Éric Ciotti demande au président Macron la légion d’honneur pour Henri, l’homme au sac à dos. Mais pourquoi le héros d’Annecy embarrasse-t-il tant à gauche ? L’analyse d’Ivan Rioufol.
Est-ce un signe supplémentaire d’une possible renaissance ? Les ricanements qui ont accompagné le geste héroïque d’Henri d’Anselme, 24 ans – qui a empêché vendredi à Annecy à un Syrien « chrétien » de s’acharner au couteau sur des bébés – sont vite apparus ridicules, y compris aux yeux des médias les plus conformistes. La chronique balourde de Daniel Schneidermann, publiée ce lundi dans Libération (« Henri d’Arc, un héros chez Bolloré »), vaut à son auteur des critiques qui auraient été improbables il y a encore peu. Scheidermann, revenant sur le témoignage de l’ancien chef scout d’Europe vendredi chez Pascal Praud sur CNews, se plait à tourner en dérision la dimension spirituelle revendiquée par ce pèlerin engagé pour neuf mois dans un tour de France des cathédrales. Le chroniqueur de Libé trouve notamment ridicule que le jeune homme puisse dire, répondant à l’explication de son geste : « Je n’ai pas réfléchi. J’ai peut-être été poussé. Je ne sais pas, mais je sais que je n’étais pas là par hasard (…) Dans ces moments on dit à la Sainte Vierge et à Dieu qu’on se laisse faire et que c’est eux qui vont décider ». Dans ce temps pénible de dérèglement des esprits – autrement plus grave dans ses conséquences immédiates que le dérèglement climatique – la sobriété et la modestie des propos inspirés d’Henri d’Anselme viennent au contraire redonner un peu d’espoir sur les sources d’un réveil des consciences au cœur d’une jeunesse française sensible à la fragilité de son héritage. Par un significatif retournement de situation, c’est le réflexe pavlovien du journaliste donneur de leçons – qui a omis de mentionner en circonstance aggravante que cet homme providentiel est également admirateur de l’écrivain royaliste Jean Raspail – qui devient ringard aux yeux de beaucoup.
A relire, Gabriel Robin: Les silences d’Abdelmassih H.
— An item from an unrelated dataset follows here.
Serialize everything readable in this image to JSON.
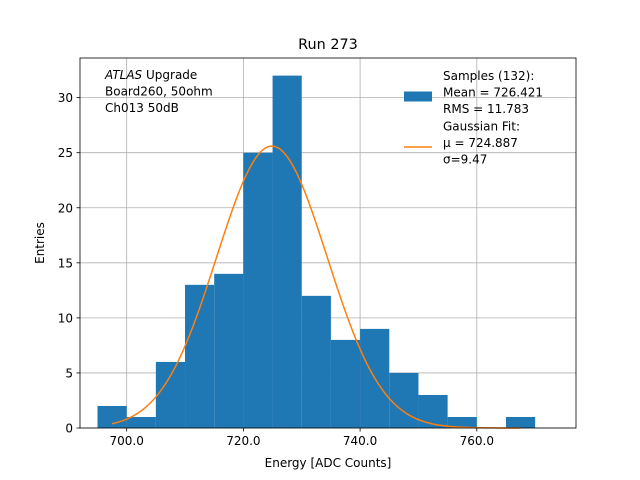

La bravoure n’appartient évidemment pas seulement à ce jeune catholique qui a cherché à chasser l’emprise démoniaque du prétendu chrétien demandeur d’asile en France (après l’avoir obtenu en Suède). Dans ce combat inégal contre le tueur au couteau, revient en mémoire les deniers mots du père Hamel, égorgé dans son église de Saint-Etienne-du-Rouvray par un jeune islamiste : « Va-t’en, Satan ! ». D’autres héros du quotidien se sont révélés dans le passé, à commencer par le colonel Arnaud Beltrame, qui a donné sa vie pour sauver un otage. Citons aussi Franck Terrier, qui avait pris en chasse sur son scooter le camion fonçant dans la foule à Nice, le 14 juillet 2016, Lassana Bathily, l’employé malien de l’Hypercacher de Vincennes, qui avait sauvé plusieurs personnes lors de la prise d’otages du 9 novembre 2015, Yoav Hattab, tué à cette occasion après avoir essayé de s’emparer d’une des armes du terroriste, Mamoudou Gassama, clandestin malien, qui avait sauvé un enfant accroché à un balcon, etc.
Reste que la survenue du « héros au sac au dos » s’accompagne d’un message qui parle à ceux qui se désespèrent de l’endormissement des esprits amnésiques. Que dit le messager ? « Levez la tête, arrêtez de subir le mal. Ce que nos ancêtres ont fait de grand, de beau et de bien, ce sont les cathédrales, symboles d’unité, d’espoir, d’espérance ».
Avec une économie de mots, Anselme, étudiant en philosophie, a dit l’essentiel.